Narcissus’ cry was not answered by the beloved, but so to say by love itself, i.e by an embodied willingness to accept the demand for love, a willingness whose love was so selfless that she could offer the demander nothing of herself but only what she got from him. Echo’s love is similar to the water Narcissus was looking at. It is a unruffled surface, mirroring not himself but his selfless desire, his purely loving – never answered – love.
For François de Fénelon, the famous French ‘mystical theorist’ of the late seventeenth and early eighteenth century, love starts selfishly. You firstly love God because of the benefits you get or hope to get from him. This is the normal, ‘erotic’ condition of human love. But to find real love, to properly love the ultimate object of human desire which is God, one has to purify that love from any selfishness. Real love is pure love: pur amour.

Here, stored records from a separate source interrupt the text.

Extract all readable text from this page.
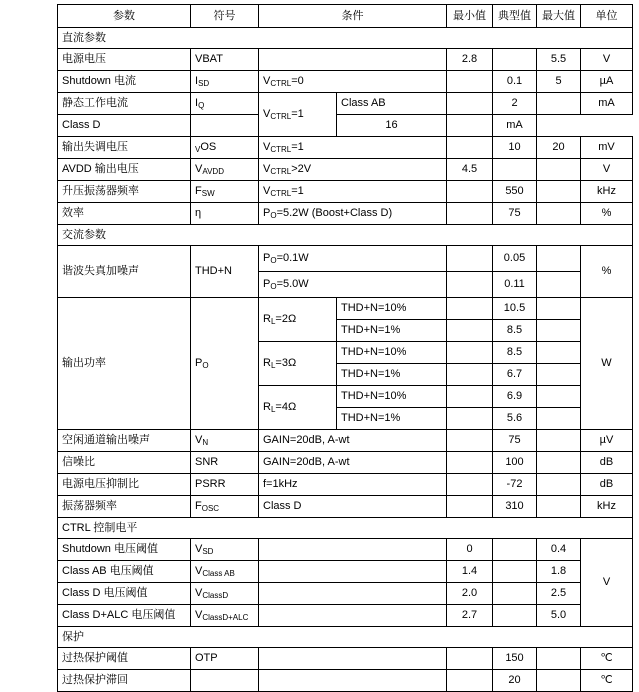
参数	符号	条件		最小值	典型值	最大值	单位
直流参数							
电源电压	VBAT			2.8		5.5	V
Shutdown 电流	$I_{SD}$	$V_{CTRL}=0$			0.1	5	µA
静态工作电流	$I_Q$	$V_{CTRL}=1$	Class AB		2		mA
Class D			16		mA		
输出失调电压	$_V$OS	$V_{CTRL}=1$			10	20	mV
AVDD 输出电压	$V_{AVDD}$	$V_{CTRL}>2V$		4.5			V
升压振荡器频率	$F_{SW}$	$V_{CTRL}=1$			550		kHz
效率	η	$P_O=5.2W$ (Boost+Class D)			75		%
交流参数							
谐波失真加噪声	THD+N	$P_O=0.1W$			0.05		%
		$P_O=5.0W$			0.11		
输出功率	$P_O$	$R_L=2\Omega$	THD+N=10%		10.5		W
			THD+N=1%		8.5		
		$R_L=3\Omega$	THD+N=10%		8.5		
			THD+N=1%		6.7		
		$R_L=4\Omega$	THD+N=10%		6.9		
			THD+N=1%		5.6		
空闲通道输出噪声	$V_N$	GAIN=20dB, A-wt			75		µV
信噪比	SNR	GAIN=20dB, A-wt			100		dB
电源电压抑制比	PSRR	f=1kHz			-72		dB
振荡器频率	$F_{OSC}$	Class D			310		kHz
CTRL 控制电平							
Shutdown 电压阈值	$V_{SD}$			0		0.4	V
Class AB 电压阈值	$V_{Class AB}$			1.4		1.8	
Class D 电压阈值	$V_{ClassD}$			2.0		2.5	
Class D+ALC 电压阈值	$V_{ClassD+ALC}$			2.7		5.0	
保护							
过热保护阈值	OTP				150		℃
过热保护滞回					20		℃
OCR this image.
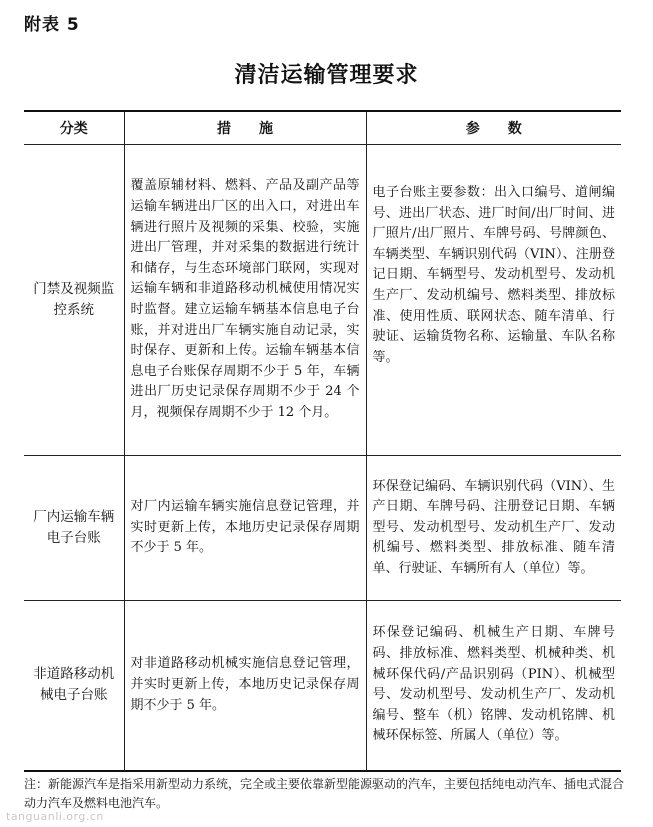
附表 5
清洁运输管理要求
分类	措　　施	参　　数
门禁及视频监控系统	覆盖原辅材料、燃料、产品及副产品等运输车辆进出厂区的出入口，对进出车辆进行照片及视频的采集、校验，实施进出厂管理，并对采集的数据进行统计和储存，与生态环境部门联网，实现对运输车辆和非道路移动机械使用情况实时监督。建立运输车辆基本信息电子台账，并对进出厂车辆实施自动记录，实时保存、更新和上传。运输车辆基本信息电子台账保存周期不少于 5 年，车辆进出厂历史记录保存周期不少于 24 个月，视频保存周期不少于 12 个月。	电子台账主要参数：出入口编号、道闸编号、进出厂状态、进厂时间/出厂时间、进厂照片/出厂照片、车牌号码、号牌颜色、车辆类型、车辆识别代码（VIN）、注册登记日期、车辆型号、发动机型号、发动机生产厂、发动机编号、燃料类型、排放标准、使用性质、联网状态、随车清单、行驶证、运输货物名称、运输量、车队名称等。
厂内运输车辆电子台账	对厂内运输车辆实施信息登记管理，并实时更新上传，本地历史记录保存周期不少于 5 年。	环保登记编码、车辆识别代码（VIN）、生产日期、车牌号码、注册登记日期、车辆型号、发动机型号、发动机生产厂、发动机编号、燃料类型、排放标准、随车清单、行驶证、车辆所有人（单位）等。
非道路移动机械电子台账	对非道路移动机械实施信息登记管理，并实时更新上传，本地历史记录保存周期不少于 5 年。	环保登记编码、机械生产日期、车牌号码、排放标准、燃料类型、机械种类、机械环保代码/产品识别码（PIN）、机械型号、发动机型号、发动机生产厂、发动机编号、整车（机）铭牌、发动机铭牌、机械环保标签、所属人（单位）等。
注：新能源汽车是指采用新型动力系统，完全或主要依靠新型能源驱动的汽车，主要包括纯电动汽车、插电式混合动力汽车及燃料电池汽车。
tanguanli.org.cn
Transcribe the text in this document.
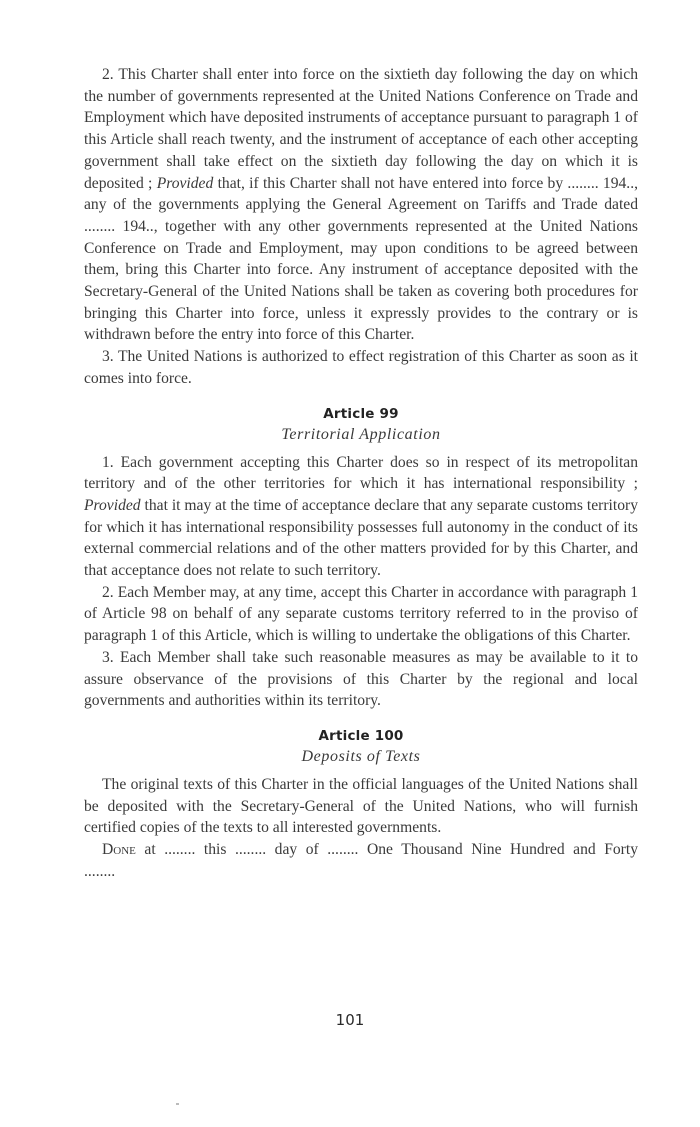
2. This Charter shall enter into force on the sixtieth day following the day on which the number of governments represented at the United Nations Conference on Trade and Employment which have deposited instruments of acceptance pursuant to paragraph 1 of this Article shall reach twenty, and the instrument of acceptance of each other accepting government shall take effect on the sixtieth day following the day on which it is deposited ; Provided that, if this Charter shall not have entered into force by ........ 194.., any of the governments applying the General Agreement on Tariffs and Trade dated ........ 194.., together with any other governments represented at the United Nations Conference on Trade and Employment, may upon conditions to be agreed between them, bring this Charter into force. Any instrument of acceptance deposited with the Secretary-General of the United Nations shall be taken as covering both procedures for bringing this Charter into force, unless it expressly provides to the contrary or is withdrawn before the entry into force of this Charter.

3. The United Nations is authorized to effect registration of this Charter as soon as it comes into force.

Article 99
Territorial Application

1. Each government accepting this Charter does so in respect of its metropolitan territory and of the other territories for which it has international responsibility ; Provided that it may at the time of acceptance declare that any separate customs territory for which it has international responsibility possesses full autonomy in the conduct of its external commercial relations and of the other matters provided for by this Charter, and that acceptance does not relate to such territory.

2. Each Member may, at any time, accept this Charter in accordance with paragraph 1 of Article 98 on behalf of any separate customs territory referred to in the proviso of paragraph 1 of this Article, which is willing to undertake the obligations of this Charter.

3. Each Member shall take such reasonable measures as may be available to it to assure observance of the provisions of this Charter by the regional and local governments and authorities within its territory.

Article 100
Deposits of Texts

The original texts of this Charter in the official languages of the United Nations shall be deposited with the Secretary-General of the United Nations, who will furnish certified copies of the texts to all interested governments.

Done at ........ this ........ day of ........ One Thousand Nine Hundred and Forty ........

101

And what, if you know that God, omniscient and almighty as he is, from the beginning of time, has condemned you to eternal punishment in hell? It is an indecent presumption, Fénelon emphasizes: a Christian should not have thoughts like that! Yet, if this nonetheless would be the case, if you should be predestined to hell (which would be, of course, entirely correct from God’s side, for what has a mortal sinner as you ever to reproach the grace that created you?), even then, you can still love God. What is more, Fénelon adds, only then you are in the possibility of purely loving him. Only then, you love him without any hope for return in your favor: radically selfless and, thus, pure. It is the sole kind of love that merits the title of pur amour.
Is Fénelon’s pur amour without any self? Is it beyond any kind of ‘I’ or ‘subject ? In fact, rather the contrary is the case. In hell – and, even, only in hell – there is still a subject that loves because he deliberately wants to love, because he himself has taken that decision. Despite all rhetoric of self-loss, there is a hidden Cartesian self – and, consequently, a strong modern ‘ego’ – underlying the Fénelonian pur amour. Independent from God (even doubting if God is the goodness they suppose him to be), I and I alone decide whether I love or love not that God.
It is a strange thing that, under the surface of a selfless agape, the strongest affirmation of the ‘self’ is hidden, while the so-called selfish eros implies a subverted, deconstructed, tragically impossible ‘self’.